Come più volte chiarito, lo scopo principale del fondo patrimoniale è quello per cui tutti i creditori sorti successivamente alla annotazione del fondo a margine dell'atto di matrimonio non possono più aggredire i beni in esso inseriti.

L'unica eccezione in cui i beni inseriti nel fondo patrimoniale possono essere aggrediti dai creditori successivi alla sua annotazione è quando l'obbligazione per la quale i creditori agiscono sia stata contratta dal debitore per i bisogni della famiglia e/o che di ciò il creditore medesimo ne fosse stato a conoscenza.

Per bisogni della famiglia si intendono le esigenze di vita del nucleo familiare, valutabili in base all'Isee in cui la famiglia si colloca.

Contrariamente, gli oneri che non sono volti al mantenimento della famiglia, ma che sono di natura voluttuaria, come ad esempio l'acquisto di una macchina di lusso, o derivanti da interessi speculativi non possono considerarsi rivolte a bisogni della famiglia.

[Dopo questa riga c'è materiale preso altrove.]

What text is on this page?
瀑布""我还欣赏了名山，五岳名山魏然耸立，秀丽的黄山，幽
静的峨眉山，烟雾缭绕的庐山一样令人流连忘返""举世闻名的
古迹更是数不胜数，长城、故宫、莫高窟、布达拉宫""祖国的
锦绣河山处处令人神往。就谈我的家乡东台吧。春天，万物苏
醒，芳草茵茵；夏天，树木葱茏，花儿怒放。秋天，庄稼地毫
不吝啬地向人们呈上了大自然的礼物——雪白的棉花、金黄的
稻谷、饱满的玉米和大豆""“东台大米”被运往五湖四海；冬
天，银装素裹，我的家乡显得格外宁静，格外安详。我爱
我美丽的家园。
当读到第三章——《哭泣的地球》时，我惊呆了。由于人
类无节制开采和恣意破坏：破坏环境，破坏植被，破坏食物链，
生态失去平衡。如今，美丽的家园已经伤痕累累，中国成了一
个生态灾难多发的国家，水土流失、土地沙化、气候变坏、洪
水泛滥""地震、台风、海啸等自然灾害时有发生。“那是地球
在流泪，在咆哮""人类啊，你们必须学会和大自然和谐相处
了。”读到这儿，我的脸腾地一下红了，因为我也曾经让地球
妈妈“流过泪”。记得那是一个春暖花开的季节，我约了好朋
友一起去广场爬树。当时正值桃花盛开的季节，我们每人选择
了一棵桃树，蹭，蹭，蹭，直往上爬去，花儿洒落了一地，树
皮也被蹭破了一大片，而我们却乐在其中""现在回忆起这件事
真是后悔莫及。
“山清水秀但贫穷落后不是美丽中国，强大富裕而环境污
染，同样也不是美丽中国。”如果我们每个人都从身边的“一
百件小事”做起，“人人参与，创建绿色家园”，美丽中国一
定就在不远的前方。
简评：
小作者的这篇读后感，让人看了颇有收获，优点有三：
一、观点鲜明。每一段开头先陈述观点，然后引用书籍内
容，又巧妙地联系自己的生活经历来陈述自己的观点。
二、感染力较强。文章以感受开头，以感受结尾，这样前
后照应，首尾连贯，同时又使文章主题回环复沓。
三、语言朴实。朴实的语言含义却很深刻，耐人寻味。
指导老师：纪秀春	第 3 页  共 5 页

Con la conseguenza che i relativi creditori non potranno aggredire il fondo patrimoniale.

Anche i creditori per debiti contratti prima dell'annotazione del fondo nell'atto di matrimonio non potranno più agire sui beni in esso inseriti.

Su questo punto, però, è bene fare un'importante precisazione. Infatti, se i creditori riescono a dimostrare che il debitore ha costituito il fondo al solo scopo di frodarli, allora potranno agire in giudizio con la cosiddetta azione revocatoria, di cui parlavamo prima. Con questo atto possono, cioè, chiedere al giudice che il fondo sia dichiarato, nei loro confronti, inefficace.

Come detto, l'azione revocatoria intrapresa entro 5 anni dalla costituzione del fondo patrimoniale.

Scaduto il termine, quindi, il fondo è inattaccabile anche per i creditori anteriori alla sua annotazione.

In parole povere, i beni resteranno, in questo caso, inattaccabili.

Da notare bene che, in caso di fallimento di uno dei coniugi, il fondo patrimoniale può essere sottoposto a revocatoria fallimentare, se costituito nei due anni precedenti alla dichiarazione di fallimento.

Veniamo ora all'aspetto principale, motivo per cui è stato redatto questo articolo: come difendere la casa familiare grazie al fondo patrimoniale.

Nulla vieta, infatti, al debitore di inserire nel fondo un bene su cui la banca ha già iscritto ipoteca a seguito, per esempio, di un mutuo.

In questo caso, l'immobile sarà sempre pignorabile dalla banca, ma non lo sarà per gli altri creditori diversi dalla banca.

Così, per il proprietario dell'immobile che paghi regolarmente le rate del mutuo non ci sarà nulla da temere.